In one of the most watched primary elections tonight, incumbent Democratic Congressman Tim Holden (D-PA) lost to attorney Matt Cartwright. A ten-term lawmaker, Holden was well known in the region and enjoyed support from most of the state’s Democratic establishment.
But Holden faced two challenges. One, a redrawn district that forced the congressman to run in an area with more registered Democrats. And two, and perhaps more consequential, voters were presented with Holden’s record of taking corporate cash while voting on behalf of K Street’s interests.
Holden has been embroiled in many corruption scandals. He was closely tied to the PMA defense lobbying scandal, and received some scrutiny for steering earmarks to his campaign donors.
Groups like the League of Conservation Voters and the Cartwright campaign were quick to point out that Holden took hundreds of thousands of dollars from oil and gas interests and voted to deregulate the fracking industry. Asked by Republic Report about his votes, Holden tried to run from his record:
Republic Report was also active in highlighting in Holden’s record, particularly his 11th hour effort to introduce a bill that would allow factory farms in the mid-Atlantic region to continue to pollute the Chesapeake Bay. The hand-out to big industry came as Holden was receiving thousands of dollars in campaign contributions from big agricultural interests.
Local activist blogs, like John Morgan’s PA Progressive, picked up Republic Report’s story.
Holden faced criticism for voting to gut the Clean Air Act and to pass the Bush tax cuts. Like many Blue Dog Democrats, Holden voted against mortgage modification, another giveaway to Wall Street. In recent months, he was an early cosponsor of the privacy-shredding Stop Online Piracy Act (SOPA).

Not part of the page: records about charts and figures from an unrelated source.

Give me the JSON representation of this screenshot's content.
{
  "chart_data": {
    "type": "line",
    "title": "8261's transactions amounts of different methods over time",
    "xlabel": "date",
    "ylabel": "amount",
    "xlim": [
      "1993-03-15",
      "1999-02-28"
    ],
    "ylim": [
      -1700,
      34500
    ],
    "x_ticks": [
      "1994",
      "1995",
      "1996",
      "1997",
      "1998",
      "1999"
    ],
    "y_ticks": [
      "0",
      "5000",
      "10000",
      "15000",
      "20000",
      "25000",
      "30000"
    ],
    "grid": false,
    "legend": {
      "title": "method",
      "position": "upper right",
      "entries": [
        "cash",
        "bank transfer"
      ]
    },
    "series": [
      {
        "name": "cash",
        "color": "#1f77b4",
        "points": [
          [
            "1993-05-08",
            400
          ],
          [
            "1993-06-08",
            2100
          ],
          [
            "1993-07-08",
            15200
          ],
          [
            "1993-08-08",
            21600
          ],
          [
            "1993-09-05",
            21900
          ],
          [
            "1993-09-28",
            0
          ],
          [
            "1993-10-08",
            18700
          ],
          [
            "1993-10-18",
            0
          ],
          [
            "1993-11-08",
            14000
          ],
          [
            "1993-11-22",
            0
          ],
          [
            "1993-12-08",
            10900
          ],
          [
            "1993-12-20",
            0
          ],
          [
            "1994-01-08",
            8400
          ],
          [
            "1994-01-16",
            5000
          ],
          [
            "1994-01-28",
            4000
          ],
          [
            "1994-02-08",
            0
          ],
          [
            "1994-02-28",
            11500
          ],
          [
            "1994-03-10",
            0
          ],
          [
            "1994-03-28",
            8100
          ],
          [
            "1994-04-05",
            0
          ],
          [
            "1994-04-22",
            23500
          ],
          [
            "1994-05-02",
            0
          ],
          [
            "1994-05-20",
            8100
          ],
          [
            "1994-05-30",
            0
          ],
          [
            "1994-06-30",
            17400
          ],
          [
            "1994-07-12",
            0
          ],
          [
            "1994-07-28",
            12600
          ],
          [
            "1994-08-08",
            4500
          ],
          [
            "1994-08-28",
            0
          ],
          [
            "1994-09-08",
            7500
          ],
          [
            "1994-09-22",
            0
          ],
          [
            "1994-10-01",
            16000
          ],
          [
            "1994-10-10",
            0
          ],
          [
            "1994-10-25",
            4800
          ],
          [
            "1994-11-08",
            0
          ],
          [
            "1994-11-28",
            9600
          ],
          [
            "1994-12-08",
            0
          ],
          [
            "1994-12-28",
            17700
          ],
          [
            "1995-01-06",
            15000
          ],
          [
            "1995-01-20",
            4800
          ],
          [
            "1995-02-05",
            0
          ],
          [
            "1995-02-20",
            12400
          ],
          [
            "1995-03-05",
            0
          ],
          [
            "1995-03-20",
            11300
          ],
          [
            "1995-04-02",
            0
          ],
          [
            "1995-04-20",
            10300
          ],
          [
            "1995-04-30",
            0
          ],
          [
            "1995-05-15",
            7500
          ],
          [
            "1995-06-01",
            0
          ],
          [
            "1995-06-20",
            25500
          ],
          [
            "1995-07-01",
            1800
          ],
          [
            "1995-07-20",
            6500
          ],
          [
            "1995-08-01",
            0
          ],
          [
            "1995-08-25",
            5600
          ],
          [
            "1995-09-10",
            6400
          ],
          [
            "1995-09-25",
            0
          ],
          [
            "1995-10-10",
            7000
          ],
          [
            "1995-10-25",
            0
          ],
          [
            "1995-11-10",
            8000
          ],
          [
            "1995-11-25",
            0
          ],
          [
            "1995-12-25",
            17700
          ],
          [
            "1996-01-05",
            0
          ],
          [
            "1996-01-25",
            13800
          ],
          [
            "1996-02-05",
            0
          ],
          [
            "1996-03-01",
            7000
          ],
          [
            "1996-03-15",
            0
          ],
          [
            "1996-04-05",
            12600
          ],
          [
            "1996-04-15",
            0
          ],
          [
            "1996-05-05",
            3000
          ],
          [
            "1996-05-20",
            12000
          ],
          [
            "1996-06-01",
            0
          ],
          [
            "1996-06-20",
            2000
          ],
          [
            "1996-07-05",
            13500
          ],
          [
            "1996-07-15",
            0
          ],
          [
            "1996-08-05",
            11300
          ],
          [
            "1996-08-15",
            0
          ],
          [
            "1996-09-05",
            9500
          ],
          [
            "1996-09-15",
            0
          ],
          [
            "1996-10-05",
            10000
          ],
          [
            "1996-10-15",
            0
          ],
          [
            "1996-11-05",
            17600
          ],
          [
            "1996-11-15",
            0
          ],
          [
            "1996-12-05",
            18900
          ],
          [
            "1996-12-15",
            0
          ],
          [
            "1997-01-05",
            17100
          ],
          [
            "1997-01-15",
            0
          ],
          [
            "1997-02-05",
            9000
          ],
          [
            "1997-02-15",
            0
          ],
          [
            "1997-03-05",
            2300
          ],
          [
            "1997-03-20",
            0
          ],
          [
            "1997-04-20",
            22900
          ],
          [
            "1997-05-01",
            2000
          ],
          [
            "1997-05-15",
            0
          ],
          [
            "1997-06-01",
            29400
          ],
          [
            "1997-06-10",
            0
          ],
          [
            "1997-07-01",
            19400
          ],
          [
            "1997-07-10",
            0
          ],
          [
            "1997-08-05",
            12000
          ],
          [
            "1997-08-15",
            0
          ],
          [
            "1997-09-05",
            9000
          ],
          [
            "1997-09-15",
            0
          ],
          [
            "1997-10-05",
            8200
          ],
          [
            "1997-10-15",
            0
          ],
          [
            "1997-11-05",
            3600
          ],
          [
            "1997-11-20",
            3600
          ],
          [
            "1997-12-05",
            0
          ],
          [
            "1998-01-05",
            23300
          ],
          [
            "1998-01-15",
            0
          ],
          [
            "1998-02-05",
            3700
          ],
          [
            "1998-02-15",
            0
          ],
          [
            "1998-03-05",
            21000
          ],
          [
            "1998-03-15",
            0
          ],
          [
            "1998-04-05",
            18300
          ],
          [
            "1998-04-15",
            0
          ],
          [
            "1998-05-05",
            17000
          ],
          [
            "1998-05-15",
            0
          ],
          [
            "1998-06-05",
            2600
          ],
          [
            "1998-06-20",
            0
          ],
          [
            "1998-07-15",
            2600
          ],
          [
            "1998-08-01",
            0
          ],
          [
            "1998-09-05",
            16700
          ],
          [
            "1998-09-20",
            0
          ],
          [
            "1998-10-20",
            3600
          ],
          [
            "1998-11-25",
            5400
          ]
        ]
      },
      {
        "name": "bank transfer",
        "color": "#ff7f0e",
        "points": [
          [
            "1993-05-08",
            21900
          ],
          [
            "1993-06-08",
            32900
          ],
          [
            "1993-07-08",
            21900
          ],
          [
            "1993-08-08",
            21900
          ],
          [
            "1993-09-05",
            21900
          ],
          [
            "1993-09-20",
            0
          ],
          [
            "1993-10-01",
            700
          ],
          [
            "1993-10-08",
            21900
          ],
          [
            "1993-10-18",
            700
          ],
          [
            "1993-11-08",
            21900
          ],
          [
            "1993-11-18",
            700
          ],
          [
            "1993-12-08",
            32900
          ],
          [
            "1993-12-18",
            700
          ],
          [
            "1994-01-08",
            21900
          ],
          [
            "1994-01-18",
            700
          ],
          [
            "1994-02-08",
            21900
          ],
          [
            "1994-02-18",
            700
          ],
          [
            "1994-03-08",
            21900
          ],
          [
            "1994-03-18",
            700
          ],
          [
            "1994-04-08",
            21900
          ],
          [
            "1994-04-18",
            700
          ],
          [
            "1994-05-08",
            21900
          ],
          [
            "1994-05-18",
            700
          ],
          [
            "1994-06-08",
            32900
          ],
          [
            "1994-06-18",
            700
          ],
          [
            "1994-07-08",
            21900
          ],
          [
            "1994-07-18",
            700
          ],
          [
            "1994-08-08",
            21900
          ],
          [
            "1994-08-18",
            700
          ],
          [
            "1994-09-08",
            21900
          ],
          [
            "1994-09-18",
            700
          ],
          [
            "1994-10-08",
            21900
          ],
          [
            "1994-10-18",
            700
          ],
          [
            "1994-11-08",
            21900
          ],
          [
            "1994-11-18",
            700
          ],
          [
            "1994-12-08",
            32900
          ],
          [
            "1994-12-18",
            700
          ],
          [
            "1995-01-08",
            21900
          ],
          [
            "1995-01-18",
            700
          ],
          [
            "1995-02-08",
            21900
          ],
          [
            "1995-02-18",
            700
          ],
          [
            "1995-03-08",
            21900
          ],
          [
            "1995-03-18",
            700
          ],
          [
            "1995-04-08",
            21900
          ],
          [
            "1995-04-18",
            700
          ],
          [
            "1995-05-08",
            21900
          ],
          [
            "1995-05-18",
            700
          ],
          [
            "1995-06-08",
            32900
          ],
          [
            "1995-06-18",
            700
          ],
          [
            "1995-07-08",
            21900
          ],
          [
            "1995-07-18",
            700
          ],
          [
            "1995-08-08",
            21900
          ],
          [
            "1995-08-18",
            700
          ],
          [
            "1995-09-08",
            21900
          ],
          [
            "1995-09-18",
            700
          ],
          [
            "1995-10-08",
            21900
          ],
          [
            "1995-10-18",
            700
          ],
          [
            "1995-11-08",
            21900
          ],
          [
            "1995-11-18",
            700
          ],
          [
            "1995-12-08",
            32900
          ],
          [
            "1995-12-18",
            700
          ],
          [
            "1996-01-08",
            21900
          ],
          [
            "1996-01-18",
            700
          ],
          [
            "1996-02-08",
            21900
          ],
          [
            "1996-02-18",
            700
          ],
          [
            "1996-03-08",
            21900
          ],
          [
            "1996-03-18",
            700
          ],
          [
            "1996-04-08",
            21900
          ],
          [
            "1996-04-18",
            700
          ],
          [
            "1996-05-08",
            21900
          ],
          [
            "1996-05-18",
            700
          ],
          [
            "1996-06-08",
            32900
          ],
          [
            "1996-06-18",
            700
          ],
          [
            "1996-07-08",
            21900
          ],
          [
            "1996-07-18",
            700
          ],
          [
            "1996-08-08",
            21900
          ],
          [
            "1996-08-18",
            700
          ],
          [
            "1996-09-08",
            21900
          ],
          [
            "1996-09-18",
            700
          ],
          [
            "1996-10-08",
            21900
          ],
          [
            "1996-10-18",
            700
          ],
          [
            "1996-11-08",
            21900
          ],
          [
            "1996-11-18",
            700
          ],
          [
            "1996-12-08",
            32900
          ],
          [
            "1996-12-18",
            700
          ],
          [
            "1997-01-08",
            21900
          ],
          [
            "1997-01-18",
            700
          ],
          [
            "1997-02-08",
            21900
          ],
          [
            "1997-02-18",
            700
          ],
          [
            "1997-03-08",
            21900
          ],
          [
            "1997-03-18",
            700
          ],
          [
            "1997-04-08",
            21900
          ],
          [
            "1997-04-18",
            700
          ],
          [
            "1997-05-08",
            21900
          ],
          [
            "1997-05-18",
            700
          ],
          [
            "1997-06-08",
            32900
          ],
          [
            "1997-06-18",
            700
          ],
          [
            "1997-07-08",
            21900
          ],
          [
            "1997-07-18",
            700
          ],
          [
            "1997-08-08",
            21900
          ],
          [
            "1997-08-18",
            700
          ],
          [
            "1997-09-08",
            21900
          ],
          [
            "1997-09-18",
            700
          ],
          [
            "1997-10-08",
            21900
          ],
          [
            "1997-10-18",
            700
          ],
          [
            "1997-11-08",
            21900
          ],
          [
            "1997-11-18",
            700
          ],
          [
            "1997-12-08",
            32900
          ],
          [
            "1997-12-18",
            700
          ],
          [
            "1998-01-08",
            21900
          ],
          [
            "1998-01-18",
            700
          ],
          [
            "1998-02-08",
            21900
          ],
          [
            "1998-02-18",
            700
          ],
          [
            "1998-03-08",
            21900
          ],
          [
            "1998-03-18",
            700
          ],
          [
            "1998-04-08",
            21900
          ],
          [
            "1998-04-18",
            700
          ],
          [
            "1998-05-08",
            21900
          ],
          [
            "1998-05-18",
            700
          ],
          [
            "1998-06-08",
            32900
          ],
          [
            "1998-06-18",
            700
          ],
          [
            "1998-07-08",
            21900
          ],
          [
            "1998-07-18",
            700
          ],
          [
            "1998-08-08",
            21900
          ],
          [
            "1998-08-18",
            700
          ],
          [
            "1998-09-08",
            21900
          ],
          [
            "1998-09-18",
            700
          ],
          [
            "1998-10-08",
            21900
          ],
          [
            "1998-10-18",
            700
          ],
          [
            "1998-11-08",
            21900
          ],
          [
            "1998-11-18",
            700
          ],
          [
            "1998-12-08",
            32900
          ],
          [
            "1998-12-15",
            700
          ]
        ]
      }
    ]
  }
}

Although Holden voted against the DISCLOSE Act — the fix for the disastrous Citizens United decision — his campaign complained about outside interests coming in and influencing the race. In the final week of the campaign, corporate lobbyists from a group called “Center Forward” aired some $100,000 in attack ads against Holden’s opponent. As we reported, the group is registered to a lobbying firm that advertises its ties to Blue Dog congressmen like Holden.
The Occupy movement, coupled with the voter disgust with the Citizens United decision, could have wide ramifications for the 2012 election. Although Congress is becoming more beholden to powerful corporations, the Holden-Cartwright race suggests that voters may be fed up with corruption this year.